La rémunération du travail de recherche de crédit est clairement présentée et expliquée, dès la prise de contact. Les professionnels vous proposent un contrat à cet effet, le mandat de recherche de capitaux. Il vous précise comment ses honoraires seront réglés. L’emprunteur est tenu de régler les honoraires uniquement quand les fonds du crédit sont effectivement en sa possession.

Aucun emprunteur potentiel ne devrait accepter d’entrer en relation avec une personne demandant des versements immédiats, avec débit effectif des fonds, de surcroît, dans des modes opératoires inhabituels (comptes à l’étranger, chaîne d’intermédiaires,…),

Dans l’espoir de mesures de protection, il existe donc des mesures simples pour ne jamais fréquenter les pirates du crédit. De plus, les professionnels de la distribution bancaire sont soumis à des obligations très protectrices pour les consommateurs de crédit, que les escrocs ne peuvent appliquer.

Alors que la distribution de services bancaires connaît une mutation historique sans précédent, l’ordre public économique doit rapidement se doter d’un « ordre public bancaire ». Cet ordre public bancaire doit s’intéresser non seulement à la production des crédits, mais fortement à leur distribution, donc, à la protection des consommateurs. Les pouvoirs publics doivent assumer la police bancaire efficacement.

La dimension internationale de ce dispositif de protection étant, comme en d’autres domaines, évidente, il offre un champ utile à aborder pour l’Union européenne. Cette dernière serait, la fois, au service de la sécurité économique et de la croissance, et de celle des consommateurs les plus fragiles parmi les européens ; ce sont ceux qu’il faut protéger en priorité. La France, membre de l’Union, pourrait donner l’exemple, en ce domaine sensible.

Intermédiation bancaire - Article R. 519-1 du Code monétaire et financier.

Laurent Denis
Juriste - Droit bancaire et financier - Droit et Conformité des Intermédiaires
www.endroit-avocat.fr
Intervenant à l'ISFI / Formations bancaires (www.isfi.fr)
www.droit-distribution-bancaire.fr

[1Article 6 de la loi 2004-575 du 21 juin 2004.

[2Articles L. 511-1 et L. 511-5 du Code monétaire et financier.

[3Article L. 571-3 du Code monétaire et financier, Cour de cassation, Crim. 22 septembre 2010, n°09-85.665.

[4Articles L. 612-1, L. 612-28 et s., L. 612-39, L. 613-24 et s. du même Code.

[5Cour de cassation, Crim., 3 juin 2004, n° 03-83.514.

[6Art. L. 571-15 du Code monétaire et financier.

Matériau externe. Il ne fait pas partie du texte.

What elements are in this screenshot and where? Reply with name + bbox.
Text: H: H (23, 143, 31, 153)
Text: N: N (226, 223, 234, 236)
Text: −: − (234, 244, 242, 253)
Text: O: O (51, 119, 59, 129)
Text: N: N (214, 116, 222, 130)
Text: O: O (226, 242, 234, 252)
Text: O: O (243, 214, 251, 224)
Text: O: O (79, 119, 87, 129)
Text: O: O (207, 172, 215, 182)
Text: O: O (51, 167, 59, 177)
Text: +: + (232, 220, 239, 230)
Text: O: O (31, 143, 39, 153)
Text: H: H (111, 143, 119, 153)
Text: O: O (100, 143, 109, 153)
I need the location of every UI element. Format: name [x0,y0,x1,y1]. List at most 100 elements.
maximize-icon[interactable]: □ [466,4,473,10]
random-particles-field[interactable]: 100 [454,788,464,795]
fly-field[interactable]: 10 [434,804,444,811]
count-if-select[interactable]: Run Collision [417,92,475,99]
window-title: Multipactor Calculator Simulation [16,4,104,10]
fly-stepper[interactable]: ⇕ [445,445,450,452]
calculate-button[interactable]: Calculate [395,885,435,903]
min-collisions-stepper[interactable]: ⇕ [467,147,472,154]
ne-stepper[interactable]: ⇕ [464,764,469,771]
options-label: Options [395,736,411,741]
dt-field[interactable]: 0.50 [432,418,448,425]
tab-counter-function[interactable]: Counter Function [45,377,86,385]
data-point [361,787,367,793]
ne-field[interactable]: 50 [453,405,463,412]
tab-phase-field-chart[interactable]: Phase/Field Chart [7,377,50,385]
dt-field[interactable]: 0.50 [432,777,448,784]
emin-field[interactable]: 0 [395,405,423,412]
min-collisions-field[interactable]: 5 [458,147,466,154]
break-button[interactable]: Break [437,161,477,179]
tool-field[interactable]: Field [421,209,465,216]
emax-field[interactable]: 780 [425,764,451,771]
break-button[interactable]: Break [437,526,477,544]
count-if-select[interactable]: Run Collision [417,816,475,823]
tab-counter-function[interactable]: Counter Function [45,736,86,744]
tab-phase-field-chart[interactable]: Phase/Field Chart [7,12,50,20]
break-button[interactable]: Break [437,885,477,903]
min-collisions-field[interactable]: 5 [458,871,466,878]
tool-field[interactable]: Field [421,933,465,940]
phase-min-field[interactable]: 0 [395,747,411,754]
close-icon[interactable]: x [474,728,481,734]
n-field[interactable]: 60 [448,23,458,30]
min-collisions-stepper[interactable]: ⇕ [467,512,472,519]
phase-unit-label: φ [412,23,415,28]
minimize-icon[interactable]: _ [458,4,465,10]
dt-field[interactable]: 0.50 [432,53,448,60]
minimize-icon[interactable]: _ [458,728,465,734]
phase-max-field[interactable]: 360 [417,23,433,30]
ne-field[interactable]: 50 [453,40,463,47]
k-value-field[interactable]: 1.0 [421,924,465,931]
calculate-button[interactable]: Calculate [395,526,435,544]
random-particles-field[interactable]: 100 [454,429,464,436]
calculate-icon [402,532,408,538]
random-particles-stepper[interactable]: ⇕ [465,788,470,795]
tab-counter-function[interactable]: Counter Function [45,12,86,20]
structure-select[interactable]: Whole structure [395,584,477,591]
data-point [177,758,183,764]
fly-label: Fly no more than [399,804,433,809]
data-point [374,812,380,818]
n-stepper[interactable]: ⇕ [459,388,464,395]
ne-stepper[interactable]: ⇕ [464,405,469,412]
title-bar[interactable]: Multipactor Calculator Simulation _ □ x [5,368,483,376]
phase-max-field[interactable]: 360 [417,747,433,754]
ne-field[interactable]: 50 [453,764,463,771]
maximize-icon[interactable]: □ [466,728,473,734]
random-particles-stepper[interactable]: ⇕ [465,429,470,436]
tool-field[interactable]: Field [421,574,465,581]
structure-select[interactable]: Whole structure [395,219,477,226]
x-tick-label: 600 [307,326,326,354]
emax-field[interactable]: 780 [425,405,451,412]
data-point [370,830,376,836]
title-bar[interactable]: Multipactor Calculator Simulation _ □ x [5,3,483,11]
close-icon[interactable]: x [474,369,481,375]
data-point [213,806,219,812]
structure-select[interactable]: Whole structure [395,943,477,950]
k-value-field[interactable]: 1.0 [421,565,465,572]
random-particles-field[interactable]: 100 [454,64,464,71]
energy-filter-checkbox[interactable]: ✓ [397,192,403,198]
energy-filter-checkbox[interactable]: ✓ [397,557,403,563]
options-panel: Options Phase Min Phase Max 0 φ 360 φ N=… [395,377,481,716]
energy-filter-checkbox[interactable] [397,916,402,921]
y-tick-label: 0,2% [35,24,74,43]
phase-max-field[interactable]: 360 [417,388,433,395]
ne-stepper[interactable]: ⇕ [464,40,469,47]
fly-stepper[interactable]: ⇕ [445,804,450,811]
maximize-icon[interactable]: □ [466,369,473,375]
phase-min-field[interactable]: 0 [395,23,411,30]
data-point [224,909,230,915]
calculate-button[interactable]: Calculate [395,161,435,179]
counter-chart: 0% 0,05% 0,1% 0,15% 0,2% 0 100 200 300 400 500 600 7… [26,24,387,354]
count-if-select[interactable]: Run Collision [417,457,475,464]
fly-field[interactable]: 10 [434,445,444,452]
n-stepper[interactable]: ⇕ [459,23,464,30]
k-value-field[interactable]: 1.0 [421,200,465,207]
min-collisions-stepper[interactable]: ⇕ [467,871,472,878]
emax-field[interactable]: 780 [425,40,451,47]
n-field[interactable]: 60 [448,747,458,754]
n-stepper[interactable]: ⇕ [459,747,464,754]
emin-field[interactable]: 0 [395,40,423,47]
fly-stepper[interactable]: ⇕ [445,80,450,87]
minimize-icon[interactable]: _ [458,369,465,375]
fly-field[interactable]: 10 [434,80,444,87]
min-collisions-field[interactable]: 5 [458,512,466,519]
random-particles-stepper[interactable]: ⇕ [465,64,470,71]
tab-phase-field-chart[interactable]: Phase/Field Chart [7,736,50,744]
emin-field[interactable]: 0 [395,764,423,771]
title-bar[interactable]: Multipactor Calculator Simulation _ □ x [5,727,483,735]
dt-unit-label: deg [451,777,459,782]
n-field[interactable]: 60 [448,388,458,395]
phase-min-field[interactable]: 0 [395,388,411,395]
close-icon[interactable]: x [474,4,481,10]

[7Article L. 546-4 du Code monétaire et financier, pour les IOBSP.

[8Article L. 546-1 I du Code monétaire et financier.

[9Article R. 546-1 du Code monétaire et financier.

[10Article R. 519-20 du Code monétaire et financier, principalement.

[11Loi 2004-575 du 21 juin 2004 (« LCEN »), articles 6-III-1, 6-VI-2 et 19, Code pénal : art. 131-38 et 131-39, TGI Paris, 1ère Ch. Correctionnelle, 11 juillet 2014.

[12Article L. 321-2 du Code de la consommation.

[13Dans le même sens, article L. 519-6 du Code monétaire et financier.